Dia menambahkan bahwa produksi pertanian kota kecil itu “hampir semuanya hancur.”
Ini sesuai dengan laporan IPCC, yang mengatakan perubahan waktu dan besarnya curah hujan bersama dengan suhu ekstrem berdampak pada produksi pertanian di seluruh Amerika Tengah dan Selatan.
“Dampak pada mata pencaharian pedesaan dan ketahanan pangan, terutama bagi petani kecil dan menengah dan Masyarakat Adat di pegunungan, diproyeksikan akan memburuk,” tulis laporan itu.
Pemerintah negara bagian Acre mengatakan setidaknya 76 keluarga telah kehilangan rumah mereka di Jordao dan sekitarnya, kebanyakan dari mereka adalah penduduk asli dan sekarang tinggal di tempat penampungan lokal. Namun Wali Kota Naudo Ribeiro mengakui hitungan tersebut dianggap remeh.

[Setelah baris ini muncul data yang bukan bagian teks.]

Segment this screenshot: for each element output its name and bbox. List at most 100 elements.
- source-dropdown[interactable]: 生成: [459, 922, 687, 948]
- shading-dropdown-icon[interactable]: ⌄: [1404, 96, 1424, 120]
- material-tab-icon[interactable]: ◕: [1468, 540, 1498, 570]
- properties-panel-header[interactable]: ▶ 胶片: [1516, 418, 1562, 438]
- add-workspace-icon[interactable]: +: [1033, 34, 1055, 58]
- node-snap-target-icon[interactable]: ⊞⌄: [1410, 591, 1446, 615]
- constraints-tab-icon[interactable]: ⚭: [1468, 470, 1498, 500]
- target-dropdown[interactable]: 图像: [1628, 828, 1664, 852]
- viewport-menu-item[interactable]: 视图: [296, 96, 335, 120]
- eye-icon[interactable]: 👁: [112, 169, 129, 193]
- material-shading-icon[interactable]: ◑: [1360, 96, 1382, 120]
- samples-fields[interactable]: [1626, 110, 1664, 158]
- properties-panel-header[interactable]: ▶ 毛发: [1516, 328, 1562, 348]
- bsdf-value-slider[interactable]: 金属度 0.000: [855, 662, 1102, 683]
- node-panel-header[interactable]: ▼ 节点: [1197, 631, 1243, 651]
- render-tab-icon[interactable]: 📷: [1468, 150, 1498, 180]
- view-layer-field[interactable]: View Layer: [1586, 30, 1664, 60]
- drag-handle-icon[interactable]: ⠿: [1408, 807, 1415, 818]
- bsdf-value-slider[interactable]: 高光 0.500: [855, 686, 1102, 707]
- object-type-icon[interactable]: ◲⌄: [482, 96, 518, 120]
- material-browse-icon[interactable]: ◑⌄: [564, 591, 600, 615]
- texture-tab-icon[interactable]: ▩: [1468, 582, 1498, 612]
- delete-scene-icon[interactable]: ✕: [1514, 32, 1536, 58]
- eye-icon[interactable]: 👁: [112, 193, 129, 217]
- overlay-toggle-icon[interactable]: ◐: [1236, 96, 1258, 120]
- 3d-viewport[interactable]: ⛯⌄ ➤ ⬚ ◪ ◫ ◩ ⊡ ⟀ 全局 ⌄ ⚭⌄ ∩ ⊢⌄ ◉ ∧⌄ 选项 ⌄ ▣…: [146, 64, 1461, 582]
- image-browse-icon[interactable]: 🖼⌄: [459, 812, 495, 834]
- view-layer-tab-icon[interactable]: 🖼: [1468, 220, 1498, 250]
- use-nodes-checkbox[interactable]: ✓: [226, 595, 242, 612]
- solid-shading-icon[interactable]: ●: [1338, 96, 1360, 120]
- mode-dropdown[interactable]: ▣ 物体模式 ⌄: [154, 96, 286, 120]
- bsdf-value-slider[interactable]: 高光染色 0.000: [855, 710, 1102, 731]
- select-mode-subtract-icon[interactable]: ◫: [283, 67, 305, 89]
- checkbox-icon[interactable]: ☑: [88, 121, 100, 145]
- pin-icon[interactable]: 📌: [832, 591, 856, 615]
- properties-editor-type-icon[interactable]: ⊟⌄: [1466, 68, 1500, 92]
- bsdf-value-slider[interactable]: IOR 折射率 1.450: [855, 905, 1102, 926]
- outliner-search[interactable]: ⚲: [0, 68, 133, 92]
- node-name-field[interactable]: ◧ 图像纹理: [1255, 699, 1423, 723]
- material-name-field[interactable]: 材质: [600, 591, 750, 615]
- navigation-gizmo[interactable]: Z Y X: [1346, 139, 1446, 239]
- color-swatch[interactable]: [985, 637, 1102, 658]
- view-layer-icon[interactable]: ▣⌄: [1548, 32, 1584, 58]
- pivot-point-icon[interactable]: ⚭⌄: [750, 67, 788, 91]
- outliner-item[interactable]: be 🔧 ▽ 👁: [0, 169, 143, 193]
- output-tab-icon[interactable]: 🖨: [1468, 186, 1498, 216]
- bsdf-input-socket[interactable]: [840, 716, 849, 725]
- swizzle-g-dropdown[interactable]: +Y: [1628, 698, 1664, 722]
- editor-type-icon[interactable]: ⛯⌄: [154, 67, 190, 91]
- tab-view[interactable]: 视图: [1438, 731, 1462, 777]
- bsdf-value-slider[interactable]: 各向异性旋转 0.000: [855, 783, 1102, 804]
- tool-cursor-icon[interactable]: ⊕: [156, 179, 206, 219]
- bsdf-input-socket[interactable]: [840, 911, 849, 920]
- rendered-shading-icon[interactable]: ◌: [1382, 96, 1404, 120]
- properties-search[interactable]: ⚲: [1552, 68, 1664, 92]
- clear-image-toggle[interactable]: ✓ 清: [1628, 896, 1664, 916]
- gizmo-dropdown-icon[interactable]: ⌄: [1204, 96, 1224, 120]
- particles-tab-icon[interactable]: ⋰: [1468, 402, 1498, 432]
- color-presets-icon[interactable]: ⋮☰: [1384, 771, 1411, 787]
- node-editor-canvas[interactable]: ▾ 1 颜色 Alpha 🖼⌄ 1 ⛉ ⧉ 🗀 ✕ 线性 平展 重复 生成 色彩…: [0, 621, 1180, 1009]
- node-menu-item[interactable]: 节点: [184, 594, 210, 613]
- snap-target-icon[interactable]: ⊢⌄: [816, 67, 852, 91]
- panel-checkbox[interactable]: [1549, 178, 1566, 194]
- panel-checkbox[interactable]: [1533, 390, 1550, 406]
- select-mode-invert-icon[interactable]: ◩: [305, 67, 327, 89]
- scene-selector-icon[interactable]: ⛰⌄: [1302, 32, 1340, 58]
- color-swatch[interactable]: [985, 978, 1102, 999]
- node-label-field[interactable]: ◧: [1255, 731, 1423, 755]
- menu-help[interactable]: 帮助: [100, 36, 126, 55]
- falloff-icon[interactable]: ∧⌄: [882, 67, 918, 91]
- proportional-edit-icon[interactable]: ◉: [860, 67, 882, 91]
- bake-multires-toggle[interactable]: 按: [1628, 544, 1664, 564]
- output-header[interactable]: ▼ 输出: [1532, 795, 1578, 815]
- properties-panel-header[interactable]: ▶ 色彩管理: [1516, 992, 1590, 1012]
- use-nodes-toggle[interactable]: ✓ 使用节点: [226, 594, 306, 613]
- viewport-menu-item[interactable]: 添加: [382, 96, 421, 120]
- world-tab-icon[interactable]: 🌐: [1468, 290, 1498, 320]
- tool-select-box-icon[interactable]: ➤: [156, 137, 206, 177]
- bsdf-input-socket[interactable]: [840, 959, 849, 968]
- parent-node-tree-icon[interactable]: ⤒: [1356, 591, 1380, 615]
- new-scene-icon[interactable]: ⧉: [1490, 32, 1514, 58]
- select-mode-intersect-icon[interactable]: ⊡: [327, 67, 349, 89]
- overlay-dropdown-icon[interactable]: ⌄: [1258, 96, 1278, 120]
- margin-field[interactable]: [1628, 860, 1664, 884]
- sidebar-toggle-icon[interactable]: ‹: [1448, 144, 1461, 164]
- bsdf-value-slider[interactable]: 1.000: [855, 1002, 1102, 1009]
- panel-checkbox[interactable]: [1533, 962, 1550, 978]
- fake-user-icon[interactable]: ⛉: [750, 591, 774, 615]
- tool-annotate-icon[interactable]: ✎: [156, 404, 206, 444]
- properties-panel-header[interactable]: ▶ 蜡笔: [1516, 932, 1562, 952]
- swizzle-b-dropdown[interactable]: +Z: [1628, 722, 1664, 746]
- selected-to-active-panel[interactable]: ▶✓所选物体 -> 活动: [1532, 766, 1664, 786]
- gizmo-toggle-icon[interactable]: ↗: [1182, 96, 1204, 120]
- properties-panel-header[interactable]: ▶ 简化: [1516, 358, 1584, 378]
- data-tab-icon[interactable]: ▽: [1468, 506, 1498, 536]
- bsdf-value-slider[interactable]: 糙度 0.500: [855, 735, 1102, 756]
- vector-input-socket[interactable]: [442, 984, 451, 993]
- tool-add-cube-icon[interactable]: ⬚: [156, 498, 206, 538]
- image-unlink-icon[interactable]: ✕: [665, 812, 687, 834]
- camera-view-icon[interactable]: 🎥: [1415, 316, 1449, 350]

“Ini terlalu cepat, tidak ada cara untuk bersiap ketika itu terjadi seperti ini,” kata Ribeiro kepada media lokal.
Lebih dari 3.400 kilometer (2.100 mil) jauhnya di Petropolis, kota Brasil yang dilanda tanah longsor pekan lalu, Walikota Rubens Bomtempo memberikan komentar serupa kepada wartawan beberapa hari sebelumnya.
“Ini benar-benar tidak terduga. Tidak ada yang bisa memprediksi hujan sekeras ini,” kata Bomtempo.
Laporan IPCC menunjukkan peristiwa seperti ini akan terus mengguncang wilayah tersebut.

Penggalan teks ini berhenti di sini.